“Il potere della creatività è immaginare il mondo prima che sia parte del mondo” dice l’arch. Ingels Bjarke, autore del progetto del Two World Trade Center di New York, sicuramente uno degli architetti più creativi e visionari in questo momento.
Vediamo di riprendere il discorso lasciato nel precedente articolo a proposito del pensiero creativo e di ciò che ci insegna il neuroscienziato David Eagleman.
Eravamo rimasti alla scoperta del rapporto tra corteccia prefrontale e immaginazione: sembra infatti che sia proprio grazie alla corteccia prefrontale che possiamo immaginare quello che non è proprio davanti a noi, provare nuove idee, considerare ciò che non esiste già.
L’evoluzione del nostro cervello ci permette di considerare più di una possibilità prima di decidere cosa fare e ci ha dato la nostra creatività, distinguendoci dagli animali e rendendoci unicamente creativi.
Partendo dal presupposto che siamo tutti creativi, vediamo cosa succede al nostro cervello quando attiviamo il processo creativo. Esso è l’esito del continuo scontrarsi tra nuovi e vecchi input: odori, sapori, suoni, immagini, conversazioni sono costantemente riconfigurati nel nostro cervello.
Vecchi e nuovi input sono ogni secondo della nostra vita in grado di dar vita a nuovi output.
La creatività non appartiene a una regione specifica del nostro cervello, emerge invece dall’interazione di miliardi di neuroni che mandano trilioni di impulsi elettrici. Vista e udito sono mescolati con emozioni e ricordi vecchi e nuovi.
Ogni nuova esperienza è un input per il nostro cervello ed esso è pronto a creare nuove idee. Creare nuove idee ed essere creativi non significa generare qualcosa dal nulla ma trovare nuove combinazioni per qualcosa che esiste già.
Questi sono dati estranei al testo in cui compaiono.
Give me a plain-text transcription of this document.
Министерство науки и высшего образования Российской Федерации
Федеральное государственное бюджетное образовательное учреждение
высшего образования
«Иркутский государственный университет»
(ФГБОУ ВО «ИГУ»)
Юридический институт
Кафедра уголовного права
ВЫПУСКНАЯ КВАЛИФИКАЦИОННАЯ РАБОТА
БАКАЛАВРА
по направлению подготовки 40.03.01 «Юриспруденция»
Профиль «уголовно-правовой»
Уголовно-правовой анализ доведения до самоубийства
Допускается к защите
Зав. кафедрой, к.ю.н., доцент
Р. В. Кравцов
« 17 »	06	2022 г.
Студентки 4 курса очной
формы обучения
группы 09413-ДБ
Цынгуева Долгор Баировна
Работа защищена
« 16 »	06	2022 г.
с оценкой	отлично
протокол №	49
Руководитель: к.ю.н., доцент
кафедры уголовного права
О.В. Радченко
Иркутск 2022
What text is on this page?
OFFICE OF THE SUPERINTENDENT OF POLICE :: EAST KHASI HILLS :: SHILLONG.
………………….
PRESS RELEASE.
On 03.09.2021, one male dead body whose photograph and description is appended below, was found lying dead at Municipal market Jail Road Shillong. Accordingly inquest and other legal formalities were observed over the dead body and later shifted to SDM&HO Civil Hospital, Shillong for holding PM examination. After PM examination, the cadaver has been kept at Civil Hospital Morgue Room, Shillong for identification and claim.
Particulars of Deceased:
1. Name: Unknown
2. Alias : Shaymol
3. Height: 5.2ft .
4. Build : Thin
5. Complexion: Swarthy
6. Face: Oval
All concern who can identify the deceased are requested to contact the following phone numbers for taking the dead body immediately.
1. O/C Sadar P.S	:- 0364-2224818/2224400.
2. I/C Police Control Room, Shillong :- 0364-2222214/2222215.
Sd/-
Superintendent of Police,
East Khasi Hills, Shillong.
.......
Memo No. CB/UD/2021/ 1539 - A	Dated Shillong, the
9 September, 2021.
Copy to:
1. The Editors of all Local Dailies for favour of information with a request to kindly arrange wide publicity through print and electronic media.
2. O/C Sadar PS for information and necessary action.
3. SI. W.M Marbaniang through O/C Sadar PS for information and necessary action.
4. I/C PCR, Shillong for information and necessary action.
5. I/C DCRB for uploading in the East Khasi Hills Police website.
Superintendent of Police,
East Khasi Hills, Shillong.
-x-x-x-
Il Diario Visivo come concretizzazione del pensiero
Le creature di Phil Tippet, autore di celebri scenografie e personaggi per Star Wars e Jurassic Park ad esempio, sono esemplari in questa direzione. Egli possiede una stanza della creatività dove raccoglie gli oggetti più disparati, input per i suoi lavori.
Inoltre egli raccoglie foto, ritagli di libri e giornali e tutto ciò che lo attira, incollandolo in diari che lo aiutano a materializzare, a rendere concreto ciò a cui sta pensando.
I suoi diari sono la rappresentazione visiva di ciò che succede nel suo cervello. Egli ammette che sfogliandoli, pur avendovi apparentemente attaccato cose a caso, “prova qualcosa”, trova soluzioni e nuove idee.
Grazie a questi diari Lui è in grado di raccogliere input e poi de-costruirli, smontarli, per costruire qualcosa di nuovo.
Ecco smontato il primo falso mito della creatività: essere creativi non significa creare qualcosa dal nulla ma creare nuove combinazioni per gli input che abbiamo ricevuto dal mondo esterno.
Pur ispirandosi a cose già realizzate da altri saremo in grado di produrre sempre qualcosa di originale e unico perché gli input del mondo esterno saranno sempre rielaborati dal nostro mondo interiore che è unico e irripetibile. Proprio in questo solco si inserisce il metodo del Diario Visivo.